Tania Markovic 1 , Arne Astrup 2 , Frank Greenway 3 , Michel Krempf 4 , Carel W Le Roux 5 , Roberto Vettor 6 , Linda Shapiro Manning 7 , Søren K Lilleøre 7 , Ken Fujioka 8
  1. Garvan Institue of Medical Research, Darlinghurst, NSW
  2. University of Copenhagen, Frederiksberg, Denmark
  3. Pennington Biomedical Research Center, Baton Rouge, LA, USA
  4. Université de Nantes, Nantes, France
  5. University College Dublin, Dubllin, Ireland
  6. University of Padua, Padua, Italy
  7. Novo Nordisk A/S, Soeborg, Denmark
  8. Scripps Clinic, La Jolla, CA, USA

Aims/Objectives: Obesity and prediabetes are risk factors for developing T2D. 5-10% weight-loss can reduce risk of developing T2D by >50%. This phase-3 trial investigated effects of liraglutide 3.0mg, as adjunct to diet+exercise, on delaying onset of T2D over 3 years (primary endpoint), body-weight and cardiometabolic risk factors.

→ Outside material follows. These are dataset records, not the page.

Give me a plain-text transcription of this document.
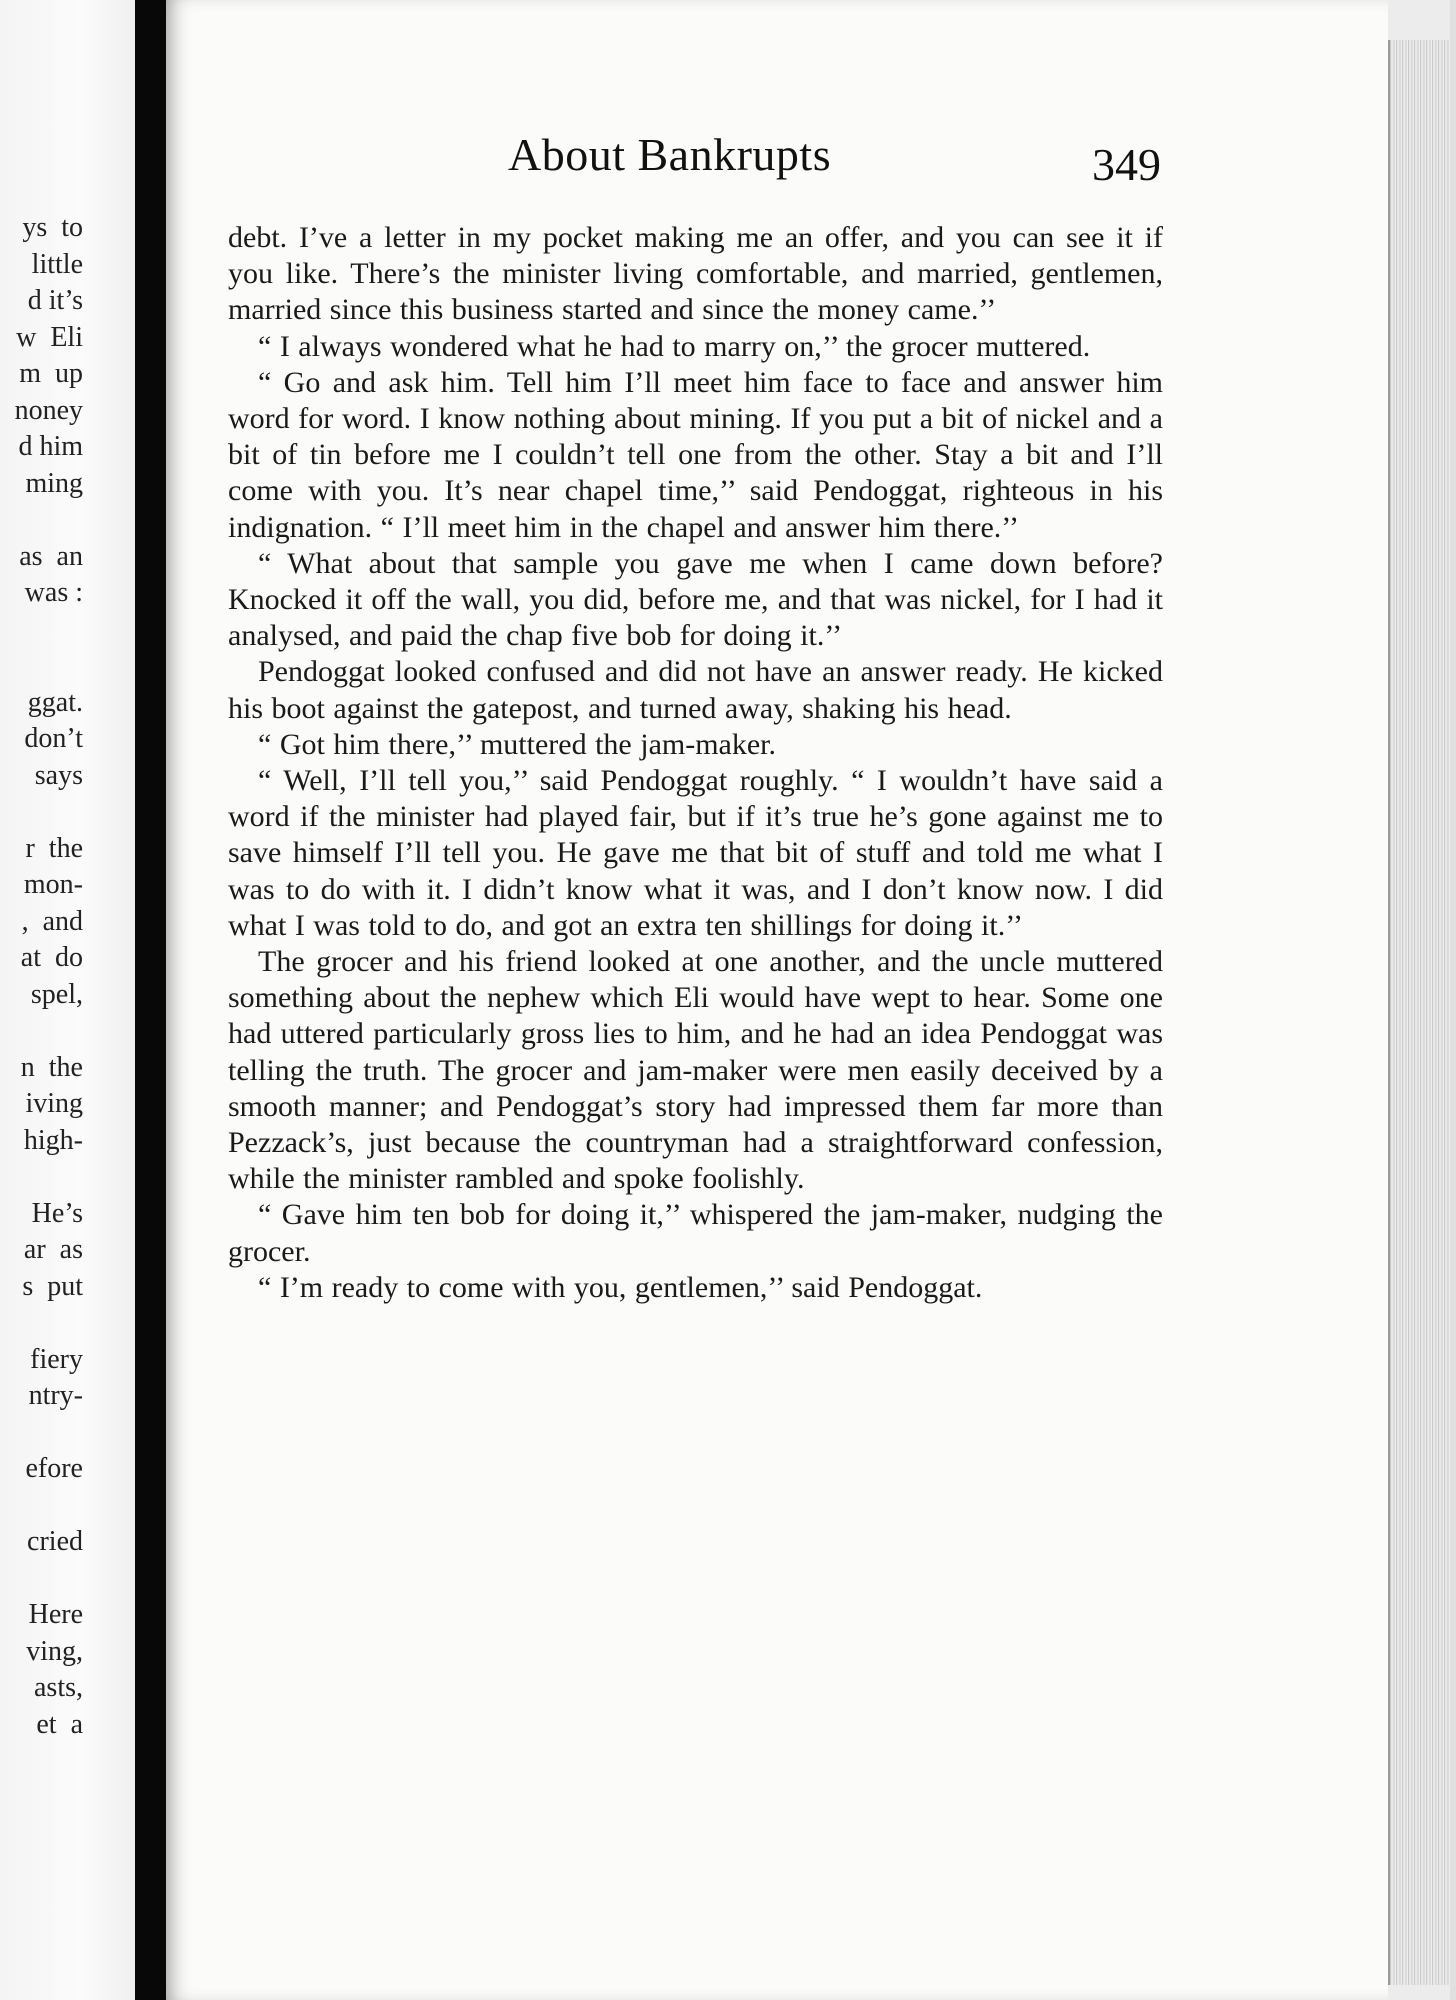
ys  to
little
d it’s
w  Eli
m  up
noney
d him
ming

as  an
was :

ggat.
don’t
says

r  the
mon-
,  and
at  do
spel,

n  the
iving
high-

He’s
ar  as
s  put

fiery
ntry-

efore

cried

Here
ving,
asts,
et  a
About Bankrupts	349

debt. I’ve a letter in my pocket making me an offer, and you can see it if you like. There’s the minister living comfortable, and married, gentlemen, married since this business started and since the money came.’’

“ I always wondered what he had to marry on,’’ the grocer muttered.

“ Go and ask him. Tell him I’ll meet him face to face and answer him word for word. I know nothing about mining. If you put a bit of nickel and a bit of tin before me I couldn’t tell one from the other. Stay a bit and I’ll come with you. It’s near chapel time,’’ said Pendoggat, righteous in his indignation. “ I’ll meet him in the chapel and answer him there.’’

“ What about that sample you gave me when I came down before? Knocked it off the wall, you did, before me, and that was nickel, for I had it analysed, and paid the chap five bob for doing it.’’

Pendoggat looked confused and did not have an answer ready. He kicked his boot against the gatepost, and turned away, shaking his head.

“ Got him there,’’ muttered the jam-maker.

“ Well, I’ll tell you,’’ said Pendoggat roughly. “ I wouldn’t have said a word if the minister had played fair, but if it’s true he’s gone against me to save himself I’ll tell you. He gave me that bit of stuff and told me what I was to do with it. I didn’t know what it was, and I don’t know now. I did what I was told to do, and got an extra ten shillings for doing it.’’

The grocer and his friend looked at one another, and the uncle muttered something about the nephew which Eli would have wept to hear. Some one had uttered particularly gross lies to him, and he had an idea Pendoggat was telling the truth. The grocer and jam-maker were men easily deceived by a smooth manner; and Pendoggat’s story had impressed them far more than Pezzack’s, just because the countryman had a straightforward confession, while the minister rambled and spoke foolishly.

“ Gave him ten bob for doing it,’’ whispered the jam-maker, nudging the grocer.

“ I’m ready to come with you, gentlemen,’’ said Pendoggat.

Methods: Individuals (BMI ≥30kg/m2, or ≥27kg/m2 with ≥1 comorbidity) were randomised 2:1 to once-daily subcutaneous liraglutide 3.0mg (n=1505) or placebo (n=749) and advised on a 500-kcal/day deficit diet and 150-min/week exercise. Efficacy data are observed means, with last-observation-carried-forward (LOCF) imputation. Clinicaltrials.gov NCT01272219.

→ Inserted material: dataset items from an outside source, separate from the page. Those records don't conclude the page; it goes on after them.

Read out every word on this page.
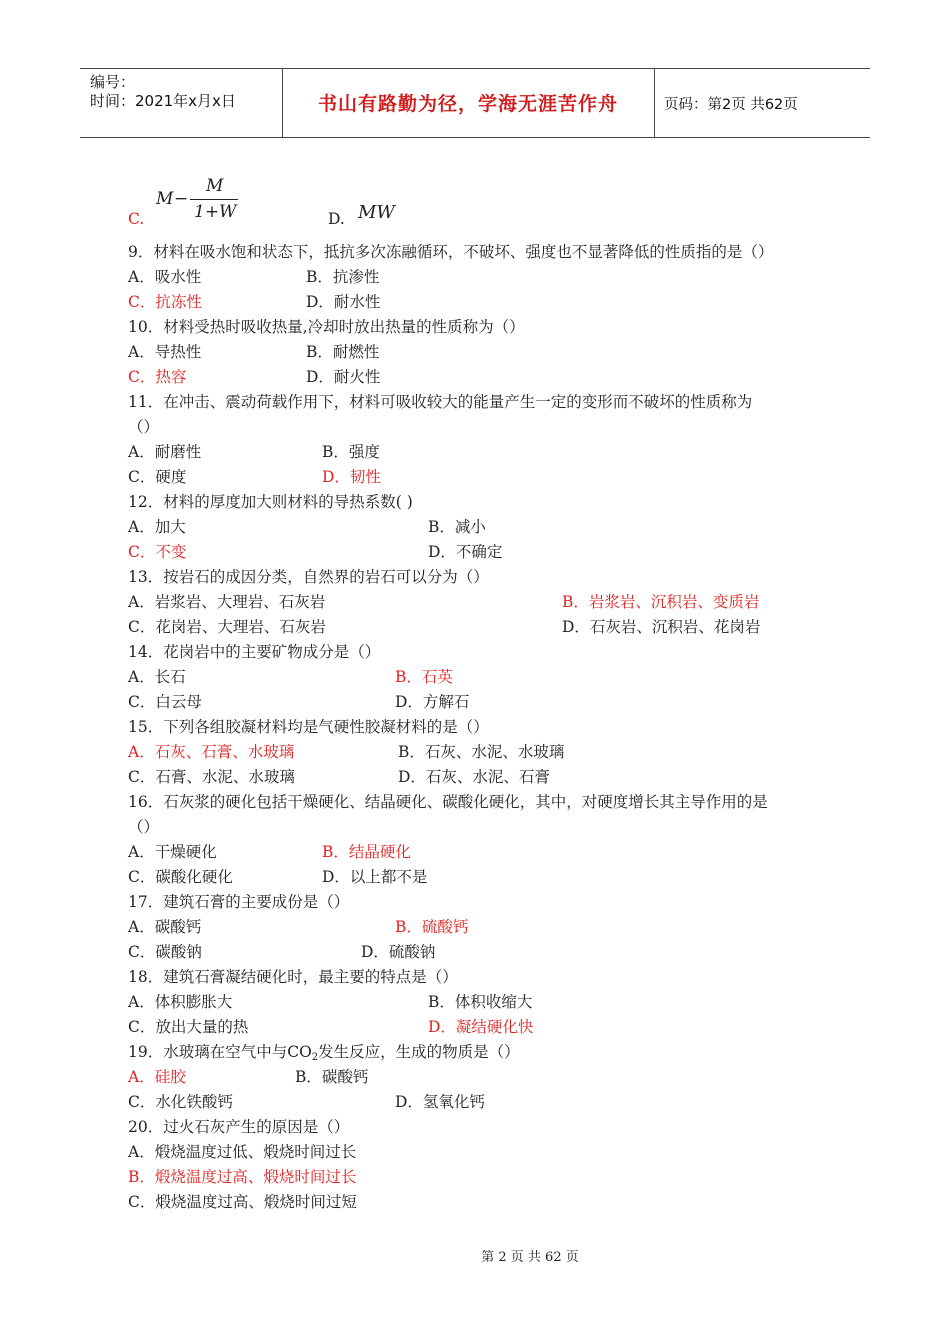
编号：
时间：2021年x月x日	书山有路勤为径，学海无涯苦作舟	页码：第2页 共62页
C.
M −
M
1+W	D. MW
9．材料在吸水饱和状态下，抵抗多次冻融循环，不破坏、强度也不显著降低的性质指的是（）
A．吸水性	B．抗渗性
C．抗冻性	D．耐水性
10．材料受热时吸收热量,冷却时放出热量的性质称为（）
A．导热性	B．耐燃性
C．热容	D．耐火性
11．在冲击、震动荷载作用下，材料可吸收较大的能量产生一定的变形而不破坏的性质称为
（）
A．耐磨性	B．强度
C．硬度	D．韧性
12．材料的厚度加大则材料的导热系数( )
A．加大	B．减小
C．不变	D．不确定
13．按岩石的成因分类，自然界的岩石可以分为（）
A．岩浆岩、大理岩、石灰岩	B．岩浆岩、沉积岩、变质岩
C．花岗岩、大理岩、石灰岩	D．石灰岩、沉积岩、花岗岩
14．花岗岩中的主要矿物成分是（）
A．长石	B．石英
C．白云母	D．方解石
15．下列各组胶凝材料均是气硬性胶凝材料的是（）
A．石灰、石膏、水玻璃	B．石灰、水泥、水玻璃
C．石膏、水泥、水玻璃	D．石灰、水泥、石膏
16．石灰浆的硬化包括干燥硬化、结晶硬化、碳酸化硬化，其中，对硬度增长其主导作用的是
（）
A．干燥硬化	B．结晶硬化
C．碳酸化硬化	D．以上都不是
17．建筑石膏的主要成份是（）
A．碳酸钙	B．硫酸钙
C．碳酸钠	D．硫酸钠
18．建筑石膏凝结硬化时，最主要的特点是（）
A．体积膨胀大	B．体积收缩大
C．放出大量的热	D．凝结硬化快
19．水玻璃在空气中与$CO_2$发生反应，生成的物质是（）
A．硅胶	B．碳酸钙
C．水化铁酸钙	D．氢氧化钙
20．过火石灰产生的原因是（）
A．煅烧温度过低、煅烧时间过长
B．煅烧温度过高、煅烧时间过长
C．煅烧温度过高、煅烧时间过短
第 2 页 共 62 页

Results: Baseline characteristics were (mean±SD): age 47.5±11.7 years, 76.0% female, weight 107.6±21.6kg, BMI 38.8±6.4kg/m2. With continued treatment over 160 weeks, time to T2D onset was 2.7-fold longer with liraglutide 3.0mg than placebo [95%CI 1.9;3.9, p<0.0001], corresponding to a hazard ratio of 0.2; 3% vs 11% of patients, respectively were diagnosed with T2D. More individuals on liraglutide (66%) than placebo (36%) regressed from prediabetes (ADA2010 criteria) to normoglycaemia by week 160 (OR 3.6 [3.0;4.4], p<0.0001). Individuals on liraglutide 3.0 mg lost more weight than on placebo (6.1% vs 1.9%; estimated treatment difference [ETD] -4.3% [95%CI ‑4.9;-3.7]), accompanied by greater mean reductions in waist circumference (ETD ‑3.5 [‑4.2;‑2.8] cm), SBP (ETD ‑2.8 [-3.8;-1.8] mmHg), triglycerides (ETD -6%[‑9;-3]) and high-sensitivity C-reactive protein (ETD 29% [-34;-23]) (all p<0.001). Mean pulse increased with liraglutide 3.0mg vs placebo (ETD 2.0 [1.2;2.7] beats/min, p<0.0001). AE incidence was 94.7% with liraglutide 3.0mg vs 89.4% with placebo, SAEs 15.1% vs 12.9%. Adjudicated major adverse cardiovascular events (non-fatal myocardial infarction, stroke, cardiovascular death) were low overall (0.19 vs 0.20 events/100 patient-years-of-observation for liraglutide 3.0mg vs placebo).

Conclusion: Liraglutide 3.0mg, as adjunct to diet+exercise, delayed the onset and reduced the risk of T2D over 3 years in adults with prediabetes, reduced body weight and improved cardiometabolic risk factors.